Na decisão de 18 de junho, o magistrado determinou que Orochinho pagasse R$ 35 mil à mãe e o mesmo valor à criança, com correção monetária e juros contados a partir da publicação do vídeo. Em valores atualizados, o montante está em torno de R$ 83 mil.
O Google não foi condenado. A Justiça considerou que o provedor hospedeiro não é responsável pelos conteúdos que apenas armazena, pois eles são produzidos pelos usuários e a plataforma não é obrigada a fazer controle prévio do material.
Em 20 de agosto, encerrou-se o prazo para manifestação das partes, e o juiz declarou o trânsito em julgado, etapa em que não há mais possibilidade de recurso contra a decisão.
Mesmo com o processo em fase de execução, Orochinho apresentou defesa em outubro. A equipe jurídica do influenciador ingressou com uma impugnação ao cumprimento de sentença, buscando anular a decisão para que ele pudesse se manifestar nos autos.

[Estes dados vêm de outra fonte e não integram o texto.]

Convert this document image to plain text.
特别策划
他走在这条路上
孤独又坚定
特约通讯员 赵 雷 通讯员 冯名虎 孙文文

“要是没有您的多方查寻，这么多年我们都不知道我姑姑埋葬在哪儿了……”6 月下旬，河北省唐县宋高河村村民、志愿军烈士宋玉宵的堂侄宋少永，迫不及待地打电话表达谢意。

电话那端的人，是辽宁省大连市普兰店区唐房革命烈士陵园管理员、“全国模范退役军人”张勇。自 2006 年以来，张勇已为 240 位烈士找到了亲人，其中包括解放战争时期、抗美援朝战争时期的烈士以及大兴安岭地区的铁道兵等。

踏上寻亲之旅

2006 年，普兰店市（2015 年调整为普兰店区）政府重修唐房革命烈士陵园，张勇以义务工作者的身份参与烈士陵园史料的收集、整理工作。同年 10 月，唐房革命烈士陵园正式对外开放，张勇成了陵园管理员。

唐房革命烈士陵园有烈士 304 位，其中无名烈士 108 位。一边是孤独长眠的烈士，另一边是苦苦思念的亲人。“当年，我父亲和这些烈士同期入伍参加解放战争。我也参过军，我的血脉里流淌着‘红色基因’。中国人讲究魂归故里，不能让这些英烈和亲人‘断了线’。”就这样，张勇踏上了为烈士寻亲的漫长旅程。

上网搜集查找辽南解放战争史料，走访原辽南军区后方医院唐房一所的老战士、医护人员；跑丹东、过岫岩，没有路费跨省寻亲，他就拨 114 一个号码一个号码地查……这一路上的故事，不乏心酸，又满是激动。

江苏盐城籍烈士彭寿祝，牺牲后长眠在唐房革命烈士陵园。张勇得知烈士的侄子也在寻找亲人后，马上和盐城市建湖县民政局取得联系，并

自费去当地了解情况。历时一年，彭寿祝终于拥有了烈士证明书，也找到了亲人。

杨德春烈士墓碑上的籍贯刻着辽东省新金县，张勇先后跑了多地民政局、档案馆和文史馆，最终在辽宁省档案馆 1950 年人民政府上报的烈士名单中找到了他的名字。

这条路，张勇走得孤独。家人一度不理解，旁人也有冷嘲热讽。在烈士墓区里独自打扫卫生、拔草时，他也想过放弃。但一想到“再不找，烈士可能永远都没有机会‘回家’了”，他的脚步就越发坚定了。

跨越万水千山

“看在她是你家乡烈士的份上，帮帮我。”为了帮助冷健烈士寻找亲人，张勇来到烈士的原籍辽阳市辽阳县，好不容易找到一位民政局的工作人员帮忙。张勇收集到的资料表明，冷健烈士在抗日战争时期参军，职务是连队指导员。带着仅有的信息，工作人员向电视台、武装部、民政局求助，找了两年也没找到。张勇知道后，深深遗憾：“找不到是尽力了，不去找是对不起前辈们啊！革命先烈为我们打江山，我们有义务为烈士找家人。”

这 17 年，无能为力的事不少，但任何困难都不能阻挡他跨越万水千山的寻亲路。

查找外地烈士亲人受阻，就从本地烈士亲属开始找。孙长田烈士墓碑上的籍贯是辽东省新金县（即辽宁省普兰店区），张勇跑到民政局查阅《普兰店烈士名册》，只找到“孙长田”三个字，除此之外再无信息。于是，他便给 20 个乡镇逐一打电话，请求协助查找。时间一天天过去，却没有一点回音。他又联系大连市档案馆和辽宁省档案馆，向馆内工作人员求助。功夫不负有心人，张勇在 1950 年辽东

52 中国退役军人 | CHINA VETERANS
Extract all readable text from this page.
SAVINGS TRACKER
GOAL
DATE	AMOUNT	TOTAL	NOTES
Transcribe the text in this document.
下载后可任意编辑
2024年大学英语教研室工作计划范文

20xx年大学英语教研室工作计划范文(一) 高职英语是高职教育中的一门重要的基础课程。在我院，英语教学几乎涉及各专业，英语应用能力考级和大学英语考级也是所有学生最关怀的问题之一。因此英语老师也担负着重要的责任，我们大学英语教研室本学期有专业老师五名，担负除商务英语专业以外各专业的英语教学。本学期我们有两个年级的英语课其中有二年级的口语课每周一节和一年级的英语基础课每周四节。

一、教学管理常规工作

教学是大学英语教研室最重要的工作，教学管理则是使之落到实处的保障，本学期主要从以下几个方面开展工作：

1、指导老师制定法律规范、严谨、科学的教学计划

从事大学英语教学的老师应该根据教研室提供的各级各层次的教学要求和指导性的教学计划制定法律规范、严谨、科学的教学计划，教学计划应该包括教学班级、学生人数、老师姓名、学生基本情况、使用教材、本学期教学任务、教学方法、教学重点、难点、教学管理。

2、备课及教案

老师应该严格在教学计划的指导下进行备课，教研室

A defesa do youtuber alegou que a intimação foi recebida pelo porteiro de um endereço antigo e não chegou ao conhecimento de Pedro, o que teria impedido o exercício do contraditório e da ampla defesa.
“Não tenho como entrar em detalhes em razão do sigilo, mas no processo foram atribuídas a ele falas que, na realidade, consistiam em comentários feitos por terceiros - e que foram pontuados por Pedro de maneira bastante crítica inclusive. Assim, as críticas acabaram sendo interpretadas como se fossem endosso pelos advogados da parte autora, mas isso não corresponde ao conteúdo do vídeo nem à real postura de Pedro em relação ao assunto. Basta assistir ao vídeo para entender que houve uma distorção argumentativa dos fatos promovida pela parte autor” — Strobel Advocacia
Já a defesa da mãe e da criança, representada pelo escritório Savoy & Garay, criticou a medida apresentada pela equipe de Orochinho, classificando-a como tentativa de tumultuar o andamento do processo e postergar sua conclusão.
A defesa do influenciador aguarda agora a posição da Justiça sobre o pedido de anulação da sentença, mesmo com os prazos de recurso já encerrados.